How can I validate the specificity of SETD6 antibody signals in my experiments?

Multiple validation approaches should be employed:

• Genetic validation:

  • Use SETD6 knockout cells generated via CRISPR/Cas9 as negative controls

  • siRNA knockdown of SETD6 to demonstrate signal reduction

  • Rescue experiments with exogenous SETD6 expression in knockout cells

• Peptide competition:

  • Pre-incubate antibody with immunizing peptide to block specific binding

  • Include scrambled peptides as controls

• Multiple antibody validation:

  • Use antibodies targeting different epitopes of SETD6

  • Compare results from monoclonal and polyclonal antibodies

• Application-specific controls:

  • For ChIP experiments, include IgG controls and compare enrichment to known target regions

  • For site-specific methylation antibodies, use methylation-deficient mutants (e.g., K33R for TWIST1)

What are common pitfalls when working with SETD6 antibodies and how can I address them?

Common challenges and solutions include:

• Nuclear localization challenges:

  • Ensure proper nuclear extraction protocols as SETD6 is primarily nuclear

  • For immunofluorescence, optimize fixation conditions to preserve nuclear structure

• Cross-reactivity issues:

  • Site-specific methyl-lysine antibodies may show cross-reactivity with unmethylated proteins

  • Control for this by including in vitro methylation reactions with and without SETD6

• Signal intensity problems:

  • SETD6 expression may be low in some cell types

  • Consider immunoprecipitation before Western blotting to concentrate the protein

• Conflicting results:

  • SETD6 can function as both an activator and repressor depending on context

  • Carefully consider cell type and experimental conditions when interpreting results

  • When studying methylation targets, consider that other methyltransferases might compensate in SETD6 knockout systems

How can I differentiate between SETD6-mediated effects and those of other SET domain proteins?

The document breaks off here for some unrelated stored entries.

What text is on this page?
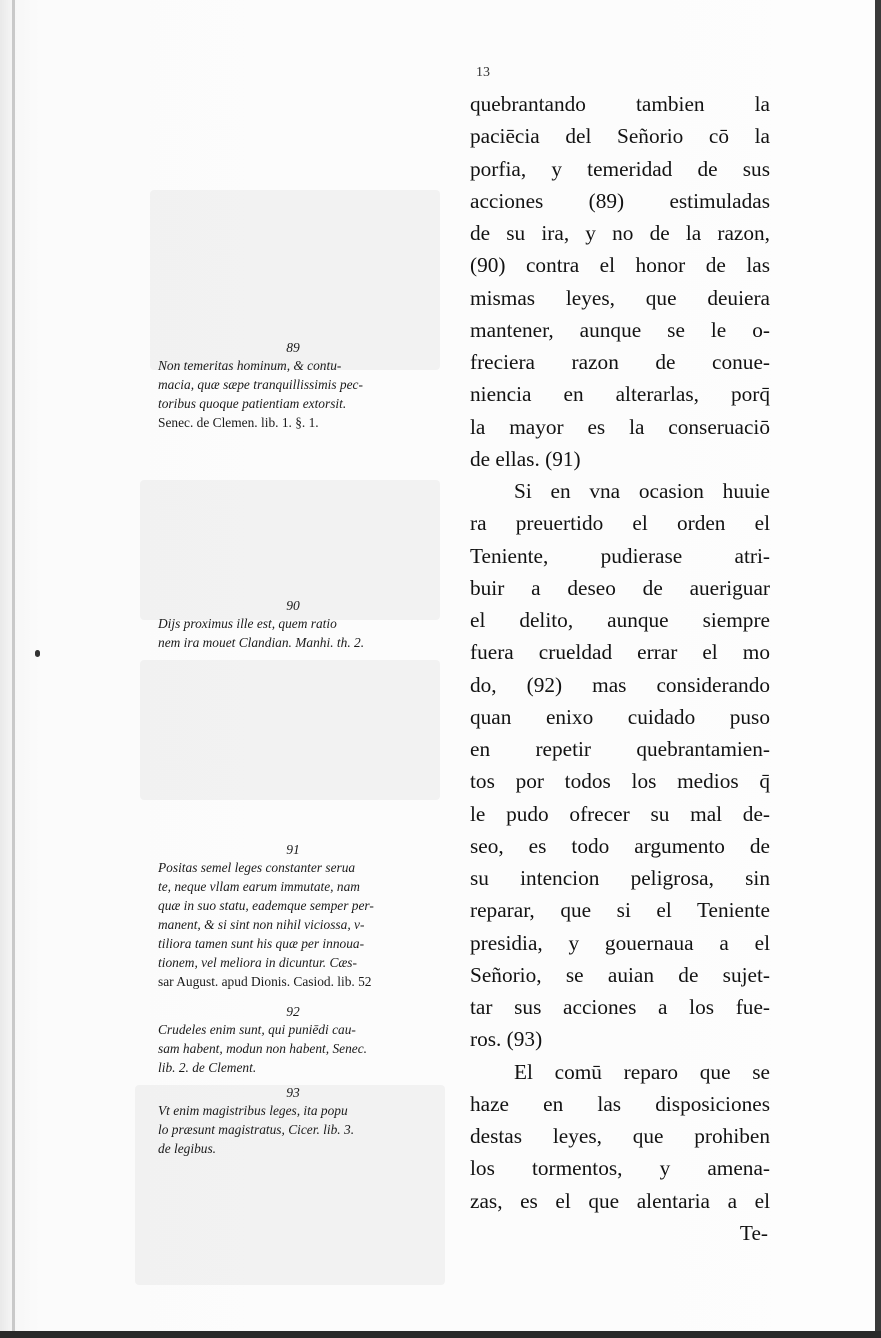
89

Non temeritas hominum, & contu-

macia, quæ sæpe tranquillissimis pec-

toribus quoque patientiam extorsit.

Senec. de Clemen. lib. 1. §. 1.

90

Dijs proximus ille est, quem ratio

nem ira mouet Clandian. Manhi. th. 2.

91

Positas semel leges constanter serua

te, neque vllam earum immutate, nam

quæ in suo statu, eademque semper per-

manent, & si sint non nihil viciossa, v-

tiliora tamen sunt his quæ per innoua-

tionem, vel meliora in dicuntur. Cæs-

sar August. apud Dionis. Casiod. lib. 52

92

Crudeles enim sunt, qui puniēdi cau-

sam habent, modun non habent, Senec.

lib. 2. de Clement.

93

Vt enim magistribus leges, ita popu

lo præsunt magistratus, Cicer. lib. 3.

de legibus.

13
quebrantando tambien la
paciēcia del Señorio cō la
porfia, y temeridad de sus
acciones (89) estimuladas
de su ira, y no de la razon,
(90) contra el honor de las
mismas leyes, que deuiera
mantener, aunque se le o-
freciera razon de conue-
niencia en alterarlas, porq̄
la mayor es la conseruaciō
de ellas. (91)
Si en vna ocasion huuie
ra preuertido el orden el
Teniente, pudierase atri-
buir a deseo de aueriguar
el delito, aunque siempre
fuera crueldad errar el mo
do, (92) mas considerando
quan enixo cuidado puso
en repetir quebrantamien-
tos por todos los medios q̄
le pudo ofrecer su mal de-
seo, es todo argumento de
su intencion peligrosa, sin
reparar, que si el Teniente
presidia, y gouernaua a el
Señorio, se auian de sujet-
tar sus acciones a los fue-
ros. (93)
El comū reparo que se
haze en las disposiciones
destas leyes, que prohiben
los tormentos, y amena-
zas, es el que alentaria a el
Te-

Distinguishing SETD6-specific effects requires:

• Substrate specificity analysis:

  • Compare methylation patterns of known SETD6 targets (BRD4-K99, TWIST1-K33, RELA-K310) versus targets of other SET proteins

  • Use site-specific methyl-lysine antibodies to monitor specific methylation events

• Rescue experiments:

  • In SETD6 knockout models, perform rescue with wild-type SETD6 versus:

    • Catalytically inactive SETD6 mutants

    • Other SET domain proteins

  • Analyze whether the phenotype is specifically restored by SETD6

• Protein interaction networks:

  • Compare SETD6-associated proteins (HDAC1, MTA2, TRRAP) with interaction partners of other SET proteins

  • Use this information to predict SETD6-specific pathways

• Bioinformatic approaches:

  • Analyze substrate specificity based on amino acid context of methylation sites

  • SETD6 has been shown to have preference for glycine-lysine motifs

How can SETD6 antibodies be used to investigate its role in learning and memory formation?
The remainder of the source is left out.